In: Accounting
a) What is the difference between a company’s internal value chain and the industry value chain? What is the relationship between vertical integration and the industry value chain?
b) What value creation activities should a company outsource to independent suppliers? What are the risks involved in outsourcing these activities?
Requirement 1
Company’s internal values are the group of continuing events that a company involves itself in within its manufacturing events. They are completed with the main goal of refining the final product’s excellence. Exclusivity of the product is a competitive approach that firms use to surpass its competitors. They are a sequence of events that are well planned well by the expert team of an organization to confirm that the product encounters uppermost criteria that will meet the demands of the customers. Industry value chain is a configuration of events that companies involved in same production exercises embrace so that they endure appropriate market.

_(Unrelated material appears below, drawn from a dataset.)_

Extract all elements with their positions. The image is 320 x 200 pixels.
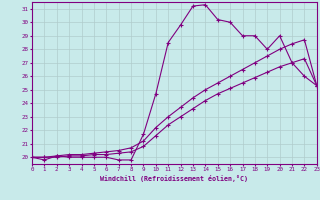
X-axis label: Windchill (Refroidissement éolien,°C): Windchill (Refroidissement éolien,°C): [100, 175, 248, 182]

It intends at preparing the industry infrastructure with the essential amenities so as to safeguard that implementation of their obligations becomes an easy duty.

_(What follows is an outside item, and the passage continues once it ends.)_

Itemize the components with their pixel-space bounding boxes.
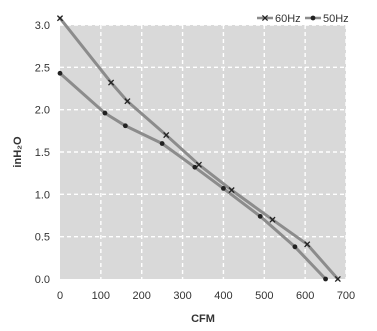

Vertical integration certifies that a company works together with the suppliers of its raw materials or distributors. It leads to formation of a union with wide-ranging network of goods and services until they reach the consumer. Vertical integration and industry value chain are ideas pointing at making of urgencies particularly to small businesses that have limited capital. They work towards off setting the high manufacturing costs that a firm with inadequate funds is likely to experience.
Requirement 2
Value creation activities to be outsourced comprise procuring quality funds, manufacturing parts, creating better quality production lines for competence and lower costs.